3. Dominate on the glass
It's not a secret that the Heat struggle rebounding the ball.
The Heat rank dead-last in team rebounds per game. Part of that is due to the Heat making such a high percentage of its shots that there are less opportunities for rebounds during its games than many others. But it's certainly not the only reason, as the Heat are undersized and lack top rebound-getters.
The Heat almost always get out-rebounded but it's how well they can hang in the rebounding battle that has affected results. In victories, the Heat on average only grab .9 fewer rebounds than its competitor. In losses, Miami has gotten beaten significantly worse on the glass, with opponents grabbing 4.5 more than the Heat on average.
An example of a Heat loss in which rebounds were a big factor was a January game against the Chicago Bulls. Chicago slaughtered Miami inside, as they snatched 15 more rebounds on the offensive glass by itself and 20 more rebounds overall.
Check out the highlights from the game, which featured second-chance opportunity after second-chance opportunity for Chicago.
But in Miami's next meeting with the Bulls, they were able to keep up with Chicago on the glass, only losing the battle by three. The Heat won by 19.
It should be noted that the Bulls also shot 20 percent on three-pointers in this game in which they held Miami to just 86 points, as it helps show us that there are two main ideas we should learn from this blueprint.

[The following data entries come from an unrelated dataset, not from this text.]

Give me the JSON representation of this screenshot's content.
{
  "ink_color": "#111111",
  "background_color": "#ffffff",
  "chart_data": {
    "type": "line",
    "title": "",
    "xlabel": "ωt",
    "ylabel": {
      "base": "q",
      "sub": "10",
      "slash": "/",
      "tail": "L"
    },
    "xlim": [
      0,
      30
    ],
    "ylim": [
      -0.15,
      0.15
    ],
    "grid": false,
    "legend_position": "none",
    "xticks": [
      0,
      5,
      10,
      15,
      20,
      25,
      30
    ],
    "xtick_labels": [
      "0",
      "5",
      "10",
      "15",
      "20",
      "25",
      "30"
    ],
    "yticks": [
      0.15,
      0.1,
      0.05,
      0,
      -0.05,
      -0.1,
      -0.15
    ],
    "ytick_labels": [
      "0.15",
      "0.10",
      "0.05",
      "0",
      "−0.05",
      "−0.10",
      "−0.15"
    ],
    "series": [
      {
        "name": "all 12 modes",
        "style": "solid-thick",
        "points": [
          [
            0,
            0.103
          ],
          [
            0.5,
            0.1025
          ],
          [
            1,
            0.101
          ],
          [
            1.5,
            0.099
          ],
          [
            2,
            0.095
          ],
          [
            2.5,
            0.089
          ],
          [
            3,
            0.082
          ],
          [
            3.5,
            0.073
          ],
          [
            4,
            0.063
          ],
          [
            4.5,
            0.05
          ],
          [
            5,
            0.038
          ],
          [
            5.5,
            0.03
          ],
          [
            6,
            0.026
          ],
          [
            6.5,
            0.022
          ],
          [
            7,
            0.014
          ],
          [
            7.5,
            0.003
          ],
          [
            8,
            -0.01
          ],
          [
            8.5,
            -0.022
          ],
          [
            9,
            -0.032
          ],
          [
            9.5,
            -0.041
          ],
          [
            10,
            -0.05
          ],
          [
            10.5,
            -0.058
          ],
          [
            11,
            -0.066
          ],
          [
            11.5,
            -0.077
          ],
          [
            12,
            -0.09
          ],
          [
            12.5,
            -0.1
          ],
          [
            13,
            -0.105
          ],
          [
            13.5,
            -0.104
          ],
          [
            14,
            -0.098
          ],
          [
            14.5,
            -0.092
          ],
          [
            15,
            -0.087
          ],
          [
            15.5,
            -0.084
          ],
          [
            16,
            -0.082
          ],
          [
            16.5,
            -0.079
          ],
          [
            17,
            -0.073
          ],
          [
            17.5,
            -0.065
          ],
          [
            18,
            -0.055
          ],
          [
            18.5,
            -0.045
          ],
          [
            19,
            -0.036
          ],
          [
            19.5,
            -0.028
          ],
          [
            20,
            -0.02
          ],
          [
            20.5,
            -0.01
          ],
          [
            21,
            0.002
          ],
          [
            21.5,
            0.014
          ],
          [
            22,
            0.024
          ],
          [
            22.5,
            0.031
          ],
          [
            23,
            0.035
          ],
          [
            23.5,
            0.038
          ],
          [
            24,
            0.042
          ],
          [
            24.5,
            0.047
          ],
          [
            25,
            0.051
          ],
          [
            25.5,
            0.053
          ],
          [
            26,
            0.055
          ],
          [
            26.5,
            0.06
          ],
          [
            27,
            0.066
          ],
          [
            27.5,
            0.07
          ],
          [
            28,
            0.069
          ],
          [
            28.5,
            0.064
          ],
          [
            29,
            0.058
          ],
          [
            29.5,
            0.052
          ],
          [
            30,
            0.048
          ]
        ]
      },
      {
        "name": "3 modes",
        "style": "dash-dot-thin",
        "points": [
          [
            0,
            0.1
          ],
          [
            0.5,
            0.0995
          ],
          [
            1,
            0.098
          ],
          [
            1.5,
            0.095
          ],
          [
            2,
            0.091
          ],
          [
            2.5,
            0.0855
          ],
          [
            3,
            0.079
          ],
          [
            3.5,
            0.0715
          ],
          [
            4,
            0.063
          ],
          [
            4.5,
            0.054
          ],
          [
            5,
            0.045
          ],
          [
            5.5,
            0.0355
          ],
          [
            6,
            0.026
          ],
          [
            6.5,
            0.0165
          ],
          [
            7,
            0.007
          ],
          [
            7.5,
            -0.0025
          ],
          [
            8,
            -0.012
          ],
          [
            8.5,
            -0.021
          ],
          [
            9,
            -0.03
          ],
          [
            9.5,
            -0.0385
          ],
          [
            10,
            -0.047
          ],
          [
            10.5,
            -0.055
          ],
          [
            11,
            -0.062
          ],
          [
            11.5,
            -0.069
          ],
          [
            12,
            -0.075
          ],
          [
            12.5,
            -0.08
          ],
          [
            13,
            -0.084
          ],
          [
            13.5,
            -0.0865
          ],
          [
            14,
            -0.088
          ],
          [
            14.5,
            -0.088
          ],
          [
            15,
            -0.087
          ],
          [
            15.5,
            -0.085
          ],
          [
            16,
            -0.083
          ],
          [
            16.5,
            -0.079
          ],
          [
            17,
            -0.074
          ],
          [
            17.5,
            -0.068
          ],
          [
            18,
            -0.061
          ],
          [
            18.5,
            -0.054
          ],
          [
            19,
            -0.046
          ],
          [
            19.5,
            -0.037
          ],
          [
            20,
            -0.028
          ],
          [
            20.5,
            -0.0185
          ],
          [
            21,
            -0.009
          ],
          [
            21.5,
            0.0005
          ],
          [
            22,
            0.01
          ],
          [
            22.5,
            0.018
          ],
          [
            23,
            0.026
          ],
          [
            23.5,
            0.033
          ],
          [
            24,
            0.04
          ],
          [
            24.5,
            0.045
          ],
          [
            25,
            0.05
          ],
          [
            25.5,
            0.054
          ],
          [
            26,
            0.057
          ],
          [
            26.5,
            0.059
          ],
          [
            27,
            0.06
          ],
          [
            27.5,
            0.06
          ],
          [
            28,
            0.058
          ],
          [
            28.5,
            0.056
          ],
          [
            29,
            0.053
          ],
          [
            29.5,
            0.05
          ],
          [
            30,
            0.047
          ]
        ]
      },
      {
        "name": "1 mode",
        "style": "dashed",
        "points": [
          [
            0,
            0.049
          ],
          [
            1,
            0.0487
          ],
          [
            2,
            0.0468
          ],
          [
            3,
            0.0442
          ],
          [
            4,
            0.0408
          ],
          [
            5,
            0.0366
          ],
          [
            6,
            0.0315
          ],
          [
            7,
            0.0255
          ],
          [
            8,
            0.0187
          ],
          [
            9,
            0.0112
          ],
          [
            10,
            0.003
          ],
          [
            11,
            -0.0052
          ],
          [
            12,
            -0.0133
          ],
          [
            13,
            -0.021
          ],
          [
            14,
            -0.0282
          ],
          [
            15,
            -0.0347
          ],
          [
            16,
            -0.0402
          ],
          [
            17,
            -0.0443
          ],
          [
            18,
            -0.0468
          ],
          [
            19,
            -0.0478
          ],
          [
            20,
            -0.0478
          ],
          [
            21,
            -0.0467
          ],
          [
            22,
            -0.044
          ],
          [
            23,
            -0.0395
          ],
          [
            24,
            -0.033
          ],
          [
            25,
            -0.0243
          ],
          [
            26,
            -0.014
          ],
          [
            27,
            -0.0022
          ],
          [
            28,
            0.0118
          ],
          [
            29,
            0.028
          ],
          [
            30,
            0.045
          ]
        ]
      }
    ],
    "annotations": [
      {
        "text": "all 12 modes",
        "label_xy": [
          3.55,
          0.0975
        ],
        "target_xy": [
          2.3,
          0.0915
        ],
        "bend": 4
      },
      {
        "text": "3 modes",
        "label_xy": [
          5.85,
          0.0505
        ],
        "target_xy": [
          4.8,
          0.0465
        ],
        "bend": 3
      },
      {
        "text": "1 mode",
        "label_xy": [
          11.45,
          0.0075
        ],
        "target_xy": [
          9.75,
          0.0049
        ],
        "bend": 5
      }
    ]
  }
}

Idea 1: To beat Miami in a playoff series, an opponent will need to play four games at a level that seems statistically unsustainable. The Pacers, Knicks and Bulls all showed us they could excel greatly in a specific area against Miami for a game or two and win, but it didn't last. For example, it's extremely unlikely for the Knicks to be able to shoot 46.7 percent from downtown against the Heat in four separate games, but the Heat are talented enough that the Knicks would just about have to.
Idea 2: It would also take more than, say, the Knicks to shoot 46.7 percent on three-pointers to beat the Heat, as that most recent Bulls-Heat game, which Miami won, we looked at shows. Chicago held Miami to way under its season average in points, won the rebounding battle but shot just 20 percent on three-pointers. Beating the Heat in the playoffs will require across-the-board excellence four times.
What's bad news for everyone else, though, is that the Heat just might be the only team capable of across-the-board excellence four times in a series.